The Anglo-French FCASW (Future Cruise and Anti-Ship Weapon) project is currently underway and is supposed to produce a new cruise missile to replace Storm Shadow and solve the RN’s anti-ship missile problem. There already appears to be a slight divergence between the French, who favour a larger, hypersonic solution, while the UK is more partial to smaller, slower and more stealthy designs. A 2018 Parliamentary report congratulated everyone on this great multi-national co-operation and its importance to industry but unfortunately this project will not deliver any kind of operational capability for at least a decade.
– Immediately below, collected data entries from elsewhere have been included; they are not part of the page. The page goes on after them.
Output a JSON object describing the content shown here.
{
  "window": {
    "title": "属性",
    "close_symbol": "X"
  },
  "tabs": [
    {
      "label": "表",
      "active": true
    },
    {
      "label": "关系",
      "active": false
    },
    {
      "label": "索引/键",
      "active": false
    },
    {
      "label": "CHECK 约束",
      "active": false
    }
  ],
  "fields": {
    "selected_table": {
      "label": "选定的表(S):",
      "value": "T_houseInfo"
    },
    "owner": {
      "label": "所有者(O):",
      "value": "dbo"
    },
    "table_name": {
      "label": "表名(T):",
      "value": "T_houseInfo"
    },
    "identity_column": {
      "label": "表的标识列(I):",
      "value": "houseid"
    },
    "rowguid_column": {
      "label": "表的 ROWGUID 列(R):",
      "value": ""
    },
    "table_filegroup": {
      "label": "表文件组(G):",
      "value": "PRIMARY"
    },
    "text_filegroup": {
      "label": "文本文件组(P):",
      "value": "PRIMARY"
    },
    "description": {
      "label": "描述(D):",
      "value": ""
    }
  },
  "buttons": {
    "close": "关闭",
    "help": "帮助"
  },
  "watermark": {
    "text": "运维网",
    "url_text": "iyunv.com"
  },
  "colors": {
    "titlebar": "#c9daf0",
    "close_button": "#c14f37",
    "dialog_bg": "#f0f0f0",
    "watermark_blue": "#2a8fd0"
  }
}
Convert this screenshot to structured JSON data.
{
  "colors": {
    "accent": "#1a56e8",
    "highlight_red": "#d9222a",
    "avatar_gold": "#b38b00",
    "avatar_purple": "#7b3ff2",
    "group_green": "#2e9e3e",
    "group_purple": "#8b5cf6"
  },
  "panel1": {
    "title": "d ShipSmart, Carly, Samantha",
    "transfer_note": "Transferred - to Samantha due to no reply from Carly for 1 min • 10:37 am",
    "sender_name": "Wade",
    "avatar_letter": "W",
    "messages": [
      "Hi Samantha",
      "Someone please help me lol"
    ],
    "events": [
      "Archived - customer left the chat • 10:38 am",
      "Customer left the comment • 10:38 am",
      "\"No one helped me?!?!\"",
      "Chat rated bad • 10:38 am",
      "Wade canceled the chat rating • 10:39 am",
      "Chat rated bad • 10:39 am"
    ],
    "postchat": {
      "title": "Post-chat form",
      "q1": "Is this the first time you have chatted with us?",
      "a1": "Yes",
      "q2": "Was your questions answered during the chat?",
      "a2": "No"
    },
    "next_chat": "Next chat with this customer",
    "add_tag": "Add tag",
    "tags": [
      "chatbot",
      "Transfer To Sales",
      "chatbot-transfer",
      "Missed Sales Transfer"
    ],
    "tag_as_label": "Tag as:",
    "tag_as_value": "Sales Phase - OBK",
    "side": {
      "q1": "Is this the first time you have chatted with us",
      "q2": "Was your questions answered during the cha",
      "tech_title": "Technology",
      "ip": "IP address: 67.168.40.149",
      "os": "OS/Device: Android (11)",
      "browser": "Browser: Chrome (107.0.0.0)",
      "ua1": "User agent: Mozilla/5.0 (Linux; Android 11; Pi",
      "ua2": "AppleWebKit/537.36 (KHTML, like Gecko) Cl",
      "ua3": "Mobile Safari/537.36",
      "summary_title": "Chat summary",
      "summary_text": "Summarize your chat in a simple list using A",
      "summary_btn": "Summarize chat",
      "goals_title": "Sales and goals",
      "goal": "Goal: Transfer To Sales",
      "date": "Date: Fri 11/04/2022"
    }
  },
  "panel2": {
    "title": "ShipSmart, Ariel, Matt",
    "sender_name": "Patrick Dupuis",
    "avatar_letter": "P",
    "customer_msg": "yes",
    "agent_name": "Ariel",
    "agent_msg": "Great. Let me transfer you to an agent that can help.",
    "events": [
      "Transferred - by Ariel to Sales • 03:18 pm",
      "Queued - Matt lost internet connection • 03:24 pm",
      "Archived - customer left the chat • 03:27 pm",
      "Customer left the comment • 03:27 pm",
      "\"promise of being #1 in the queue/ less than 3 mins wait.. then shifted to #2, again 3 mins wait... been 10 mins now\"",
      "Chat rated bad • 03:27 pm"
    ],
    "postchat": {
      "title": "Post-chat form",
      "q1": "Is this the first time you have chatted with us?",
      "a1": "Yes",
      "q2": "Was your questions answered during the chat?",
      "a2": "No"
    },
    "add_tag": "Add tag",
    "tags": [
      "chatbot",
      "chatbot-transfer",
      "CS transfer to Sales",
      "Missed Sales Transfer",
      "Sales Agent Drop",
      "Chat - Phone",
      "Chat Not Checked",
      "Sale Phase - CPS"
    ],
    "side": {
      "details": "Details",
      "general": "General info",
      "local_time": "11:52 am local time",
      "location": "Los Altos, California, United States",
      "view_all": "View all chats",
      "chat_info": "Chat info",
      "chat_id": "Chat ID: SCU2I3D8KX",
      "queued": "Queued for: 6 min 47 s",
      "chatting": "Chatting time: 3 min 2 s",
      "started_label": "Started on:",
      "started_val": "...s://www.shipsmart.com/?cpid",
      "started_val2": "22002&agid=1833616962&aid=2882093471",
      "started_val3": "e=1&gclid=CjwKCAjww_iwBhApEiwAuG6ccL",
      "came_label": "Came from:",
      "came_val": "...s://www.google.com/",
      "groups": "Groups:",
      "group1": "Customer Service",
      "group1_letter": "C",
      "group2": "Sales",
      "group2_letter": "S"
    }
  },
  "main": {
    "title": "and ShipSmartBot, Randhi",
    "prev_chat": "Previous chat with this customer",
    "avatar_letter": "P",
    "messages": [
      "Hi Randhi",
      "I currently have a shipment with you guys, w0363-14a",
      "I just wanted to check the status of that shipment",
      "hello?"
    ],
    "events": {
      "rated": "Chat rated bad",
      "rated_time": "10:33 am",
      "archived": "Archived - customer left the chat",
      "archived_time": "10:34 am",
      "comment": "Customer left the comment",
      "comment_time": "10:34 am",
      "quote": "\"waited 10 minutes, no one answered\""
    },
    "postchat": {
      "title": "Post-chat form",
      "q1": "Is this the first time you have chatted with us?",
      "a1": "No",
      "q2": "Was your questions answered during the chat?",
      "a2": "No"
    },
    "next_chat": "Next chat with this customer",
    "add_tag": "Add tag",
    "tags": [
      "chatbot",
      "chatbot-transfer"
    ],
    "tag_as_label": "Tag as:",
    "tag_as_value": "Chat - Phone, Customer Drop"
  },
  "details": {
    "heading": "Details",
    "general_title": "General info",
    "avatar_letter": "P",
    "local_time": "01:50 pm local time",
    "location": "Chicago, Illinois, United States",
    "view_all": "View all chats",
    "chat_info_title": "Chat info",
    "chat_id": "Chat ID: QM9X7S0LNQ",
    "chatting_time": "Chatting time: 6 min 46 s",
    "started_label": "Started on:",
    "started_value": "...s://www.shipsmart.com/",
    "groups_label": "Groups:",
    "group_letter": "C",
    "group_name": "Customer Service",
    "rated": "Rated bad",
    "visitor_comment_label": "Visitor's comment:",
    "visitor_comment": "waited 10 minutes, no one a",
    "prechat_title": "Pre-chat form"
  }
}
While the Russians, Indians and Chinese are about to field Hypersonic weapons, the leisurely FCASW project demonstrates the complacency in European capitals about the growing missile gap.
If the full potential of UK Carrier Strike capability against peer adversaries is ever to be realised, then the F-35 needs to be equipped with a long-range stand-off weapon. There are no plans to integrate Storm Shadow on the jet. F-35B will very heavily reliant on its stealth if forced get up close with adversary air defences to deliver its current selection of short-range weapons.
When the first Type 26 frigate finally becomes operational in 2027 the RN will, at last, have 24 Mk41 VLS cells on a surface combatant that could be fitted with TLAM, child of FCASW or another LACM. At present, there are no plans in place to purchase any weapon for the VLS which may initially enter service armed with fresh air. In the current climate, it is also hard to imagine the Type 45 destroyers will ever be retrofitted with 16 strike-length VLS cells that their design could still accommodate.
It is interesting to speculate about who should lead an effort to redress the UK CM vulnerability. Should it be the RN as any attack will either originate from the sea or will have to cross it? Is it one for the RAF in-tray as it is primarily an air defence problem or should it become an Army priority to take a bigger lead in defending the mainland? Whatever the solution, it is another complex multi-dimensional threat that should be considered as part of the on-going defence review. Now as much as any time since WWII, perhaps the best defence remains NATO unity. If adversaries believe that all NATO members will continue to uphold the principle that “an attack on one is an attack on all” then the deterrent effect of the combined weight of firepower is the best hope for peace.